Human beings love to read works whose words are not forced. They love words with rhythm and enunciations that do not only take the reader down memory lanes but are poignant and laden with meanings.

Author: Angela Chidinma Adigwe
Publisher: Redletter Crib Signature
Reviewer: Sonny Kaku
Year of Publication: 2021
Genre: Poetry
Title: Purple Butterflies

Human beings love to read works whose words are not forced. They love words with rhythm and enunciations that do not only take the reader down memory lanes but are poignant and laden with meanings.

Little wonder poetry is in every culture. The blocks of life are made of different dimensions of specificity and layers of unfolding crusts of words.

Adigwe’s words in the poem, Riverine of Womanhood, expose what it means to be a woman in this age and the avalanche of responsibilities she bears.

In the title poem, Riverine of womanhood, she interrogates what it means to be a woman in society. The burdens and beams of expectations laden on them and the cross they have to bear daily.

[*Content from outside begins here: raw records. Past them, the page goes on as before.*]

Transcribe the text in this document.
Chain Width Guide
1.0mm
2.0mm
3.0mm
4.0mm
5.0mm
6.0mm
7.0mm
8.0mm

The persona in the poem lives in the throes of inconveniences womanhood face. Going from satisfying every entity in the society and obeying rules against their own well-being. The life of a woman can be a dune of stress; the grace with which they navigate such stress is not only a marvel but also calls for recognition. How a woman takes up every form to fulfil her calling, how she bends and breaks to mould and make a home. A woman will always be a mystery for years and years untold. You’ll surely feel her use of words and well craft mix of metaphors, litotes and synaesthesia.

In the poem, Ozymandias, she narrates the effrontery of a contemptuous king that brags about eternal fame whose remains are dug out of a pile of sands in the desert, trunkless and broken frames.

The poet reminds humanity how to stay humble in this terra firma. She recalls the life of a larger-than-life king whose braggadocio and contemptuous adulation of his existence plunged him into irrelevance and his works swallowed by time-bound amnesia. His trunkless remains find a lonesome desert that has nothing, but a faded inscription of his inglorious emphasis that he is the king of kings and when others see the works he has done, they despise themselves and despair.

Adigwe admonishes her readers to stay humble in spite of their achievements for all that will remain of humanity will still be memories not ruined by time.

In the poem, ozymandias, she says:
do not fumble about your distinction
nor curse the hats of fallen men
do not oppress those on the hole-ridden boat of effort, drifting,
toiling for that big catch,
you are the crest of a crashing wave

Purring through all the pages will make you sit at the edge of your seat. This is a beautiful piece of work.